The retirement benefits of annuities are considerable. The first is that, unlike IRAs or 401(k)s, they allow you to salt away an unlimited amount of money toward retirement. This makes annuities especially attractive for people who want to save a lot of money during the last decade or so of their working life.
Another important benefit of annuities is that they offer the possibility of a fixed income for the rest of your life. When you hit retirement age, you annuitize your contract. This means that you give the company the base of the investment, and in return you receive a guaranteed monthly check for life. In essence, you surrender ownership of the principal in exchange for the monthly guarantee.
The situation is rather like a wager: If you live a long time, you win (as the company ends up paying out more than the amount of your base); if you die young, the company wins (as it gets to keep the unused portion of your principal).

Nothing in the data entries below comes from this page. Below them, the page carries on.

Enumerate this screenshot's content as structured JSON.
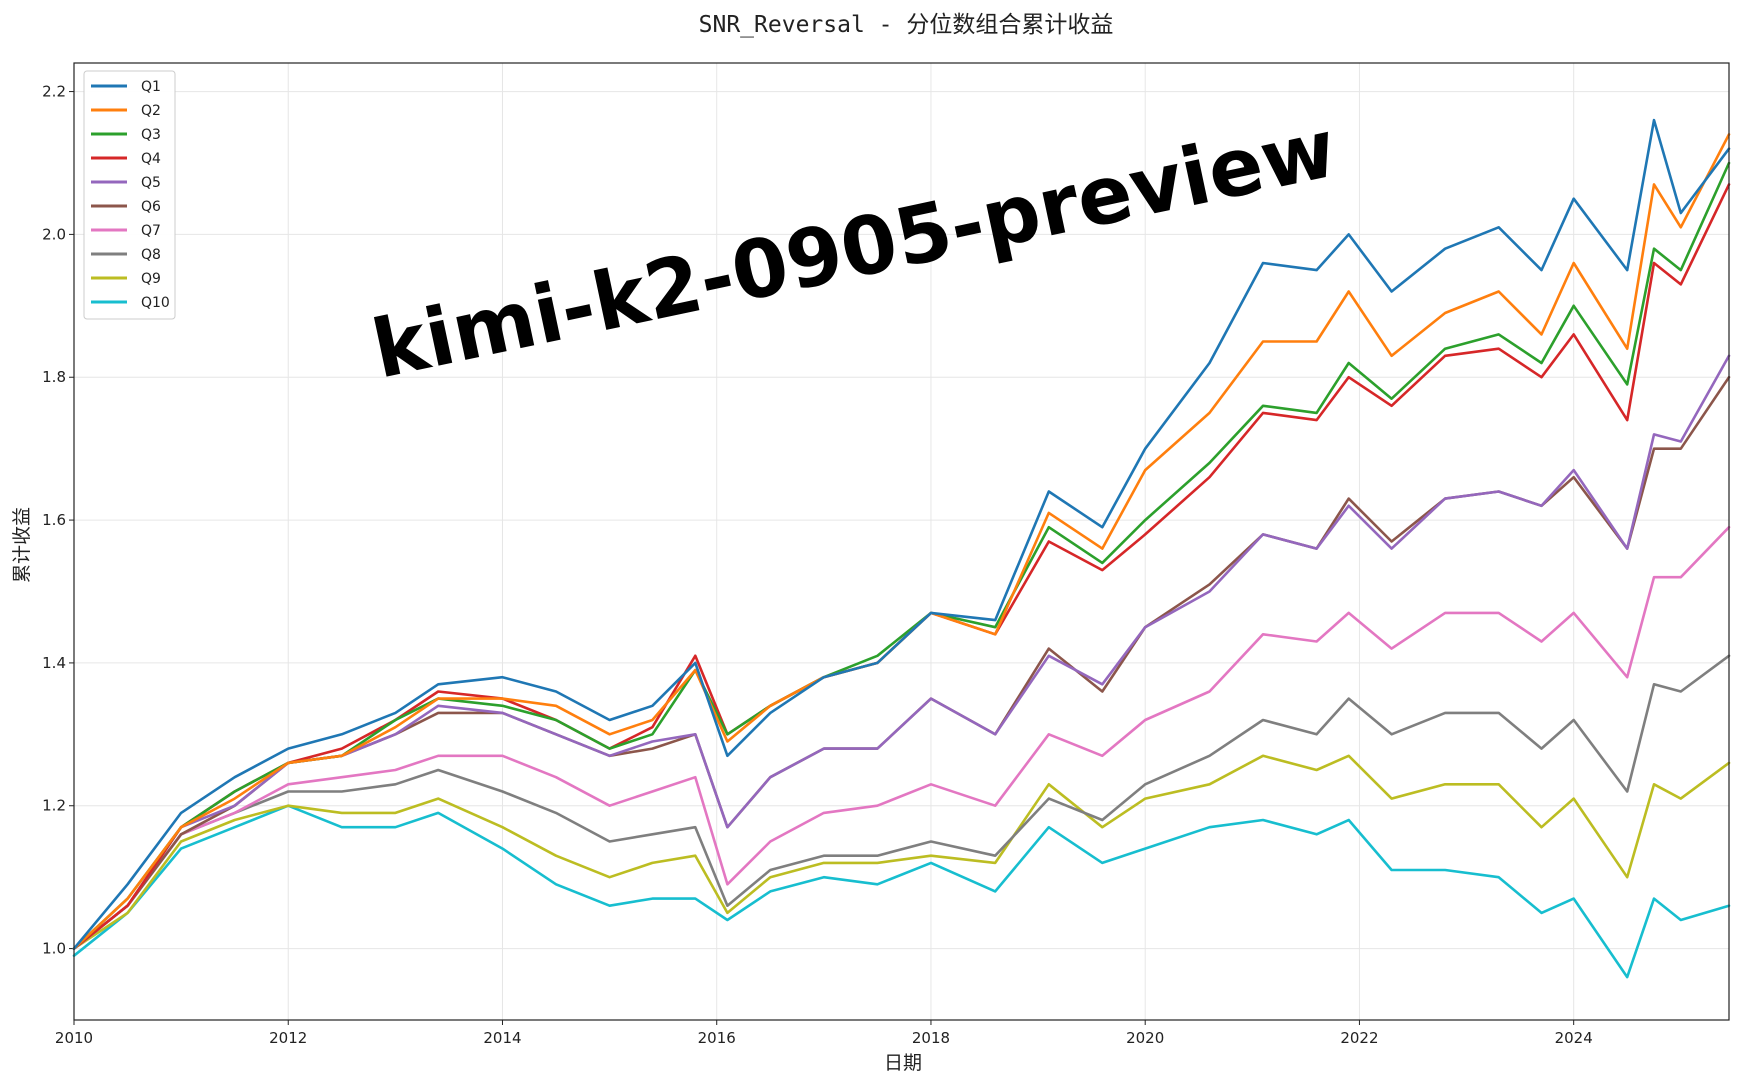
{
  "chart_data": {
    "type": "line",
    "title": "SNR_Reversal - 分位数组合累计收益",
    "xlabel": "日期",
    "ylabel": "累计收益",
    "xlim": [
      2010.0,
      2025.45
    ],
    "ylim": [
      0.9,
      2.24
    ],
    "x_ticks": [
      "2010",
      "2012",
      "2014",
      "2016",
      "2018",
      "2020",
      "2022",
      "2024"
    ],
    "y_ticks": [
      "1.0",
      "1.2",
      "1.4",
      "1.6",
      "1.8",
      "2.0",
      "2.2"
    ],
    "grid": true,
    "legend_position": "top-left",
    "watermark": "kimi-k2-0905-preview",
    "x": [
      2010.0,
      2010.5,
      2011.0,
      2011.5,
      2012.0,
      2012.5,
      2013.0,
      2013.4,
      2014.0,
      2014.5,
      2015.0,
      2015.4,
      2015.8,
      2016.1,
      2016.5,
      2017.0,
      2017.5,
      2018.0,
      2018.6,
      2019.1,
      2019.6,
      2020.0,
      2020.6,
      2021.1,
      2021.6,
      2021.9,
      2022.3,
      2022.8,
      2023.3,
      2023.7,
      2024.0,
      2024.5,
      2024.75,
      2025.0,
      2025.45
    ],
    "series": [
      {
        "name": "Q1",
        "color": "#1f77b4",
        "values": [
          1.0,
          1.09,
          1.19,
          1.24,
          1.28,
          1.3,
          1.33,
          1.37,
          1.38,
          1.36,
          1.32,
          1.34,
          1.4,
          1.27,
          1.33,
          1.38,
          1.4,
          1.47,
          1.46,
          1.64,
          1.59,
          1.7,
          1.82,
          1.96,
          1.95,
          2.0,
          1.92,
          1.98,
          2.01,
          1.95,
          2.05,
          1.95,
          2.16,
          2.03,
          2.12
        ]
      },
      {
        "name": "Q2",
        "color": "#ff7f0e",
        "values": [
          1.0,
          1.07,
          1.17,
          1.21,
          1.26,
          1.27,
          1.31,
          1.35,
          1.35,
          1.34,
          1.3,
          1.32,
          1.39,
          1.29,
          1.34,
          1.38,
          1.4,
          1.47,
          1.44,
          1.61,
          1.56,
          1.67,
          1.75,
          1.85,
          1.85,
          1.92,
          1.83,
          1.89,
          1.92,
          1.86,
          1.96,
          1.84,
          2.07,
          2.01,
          2.14
        ]
      },
      {
        "name": "Q3",
        "color": "#2ca02c",
        "values": [
          1.0,
          1.07,
          1.17,
          1.22,
          1.26,
          1.27,
          1.32,
          1.35,
          1.34,
          1.32,
          1.28,
          1.3,
          1.39,
          1.3,
          1.34,
          1.38,
          1.41,
          1.47,
          1.45,
          1.59,
          1.54,
          1.6,
          1.68,
          1.76,
          1.75,
          1.82,
          1.77,
          1.84,
          1.86,
          1.82,
          1.9,
          1.79,
          1.98,
          1.95,
          2.1
        ]
      },
      {
        "name": "Q4",
        "color": "#d62728",
        "values": [
          1.0,
          1.06,
          1.17,
          1.22,
          1.26,
          1.28,
          1.32,
          1.36,
          1.35,
          1.32,
          1.28,
          1.31,
          1.41,
          1.3,
          1.34,
          1.38,
          1.4,
          1.47,
          1.44,
          1.57,
          1.53,
          1.58,
          1.66,
          1.75,
          1.74,
          1.8,
          1.76,
          1.83,
          1.84,
          1.8,
          1.86,
          1.74,
          1.96,
          1.93,
          2.07
        ]
      },
      {
        "name": "Q5",
        "color": "#9467bd",
        "values": [
          1.0,
          1.06,
          1.17,
          1.2,
          1.26,
          1.27,
          1.3,
          1.34,
          1.33,
          1.3,
          1.27,
          1.29,
          1.3,
          1.17,
          1.24,
          1.28,
          1.28,
          1.35,
          1.3,
          1.41,
          1.37,
          1.45,
          1.5,
          1.58,
          1.56,
          1.62,
          1.56,
          1.63,
          1.64,
          1.62,
          1.67,
          1.56,
          1.72,
          1.71,
          1.83
        ]
      },
      {
        "name": "Q6",
        "color": "#8c564b",
        "values": [
          1.0,
          1.06,
          1.16,
          1.2,
          1.26,
          1.27,
          1.3,
          1.33,
          1.33,
          1.3,
          1.27,
          1.28,
          1.3,
          1.17,
          1.24,
          1.28,
          1.28,
          1.35,
          1.3,
          1.42,
          1.36,
          1.45,
          1.51,
          1.58,
          1.56,
          1.63,
          1.57,
          1.63,
          1.64,
          1.62,
          1.66,
          1.56,
          1.7,
          1.7,
          1.8
        ]
      },
      {
        "name": "Q7",
        "color": "#e377c2",
        "values": [
          1.0,
          1.06,
          1.16,
          1.19,
          1.23,
          1.24,
          1.25,
          1.27,
          1.27,
          1.24,
          1.2,
          1.22,
          1.24,
          1.09,
          1.15,
          1.19,
          1.2,
          1.23,
          1.2,
          1.3,
          1.27,
          1.32,
          1.36,
          1.44,
          1.43,
          1.47,
          1.42,
          1.47,
          1.47,
          1.43,
          1.47,
          1.38,
          1.52,
          1.52,
          1.59
        ]
      },
      {
        "name": "Q8",
        "color": "#7f7f7f",
        "values": [
          1.0,
          1.06,
          1.16,
          1.19,
          1.22,
          1.22,
          1.23,
          1.25,
          1.22,
          1.19,
          1.15,
          1.16,
          1.17,
          1.06,
          1.11,
          1.13,
          1.13,
          1.15,
          1.13,
          1.21,
          1.18,
          1.23,
          1.27,
          1.32,
          1.3,
          1.35,
          1.3,
          1.33,
          1.33,
          1.28,
          1.32,
          1.22,
          1.37,
          1.36,
          1.41
        ]
      },
      {
        "name": "Q9",
        "color": "#bcbd22",
        "values": [
          1.0,
          1.05,
          1.15,
          1.18,
          1.2,
          1.19,
          1.19,
          1.21,
          1.17,
          1.13,
          1.1,
          1.12,
          1.13,
          1.05,
          1.1,
          1.12,
          1.12,
          1.13,
          1.12,
          1.23,
          1.17,
          1.21,
          1.23,
          1.27,
          1.25,
          1.27,
          1.21,
          1.23,
          1.23,
          1.17,
          1.21,
          1.1,
          1.23,
          1.21,
          1.26
        ]
      },
      {
        "name": "Q10",
        "color": "#17becf",
        "values": [
          0.99,
          1.05,
          1.14,
          1.17,
          1.2,
          1.17,
          1.17,
          1.19,
          1.14,
          1.09,
          1.06,
          1.07,
          1.07,
          1.04,
          1.08,
          1.1,
          1.09,
          1.12,
          1.08,
          1.17,
          1.12,
          1.14,
          1.17,
          1.18,
          1.16,
          1.18,
          1.11,
          1.11,
          1.1,
          1.05,
          1.07,
          0.96,
          1.07,
          1.04,
          1.06
        ]
      }
    ]
  }
}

Lately, companies have made changes to annuities that have made them more attractive to people looking for other than retirement benefits. One of the chief drawbacks to variable-rate annuities has been what are called mortality and administrative expense (M&E) charges. These can range from 90 to 160 basis points (with 100 basis points equaling one percent). While these are largely offset by the benefits accrued following retirement, they are a deterrent to investors with other purposes. Recently, however, companies have made an effort to offer products with lower M&E charges.
Annuities also have what is called a surrender period during which, if you withdraw your money, you surrender money to the company to cover their expense. Typically, the surrender period was as long as five to nine years - inconsequential to people who intended to leave their money in the fund until retirement. Now, however, some annuities have no surrender period. (They do, however, have higher management fees.)
Another drawback to annuities has been the fact that you forfeited ownership of your principal once you annuitized your fund. For people who prefer to reserve the option to collect the principal even after retirement, newer annuities allow you to make a systematic monthly withdrawal and retain the option to withdraw the capital. There is, however, no guarantee as there is with a standard annuity.
If annuities seem like an attractive investment option for you, speak to a qualified person in order to purchase one. Anyone who sells annuities - fixed or variable - must be a licensed insurance agent. In addition, to sell variable annuities one must also be a licensed stockbroker. Individuals qualified to distribute annuities are found at banks and financial-planning firms.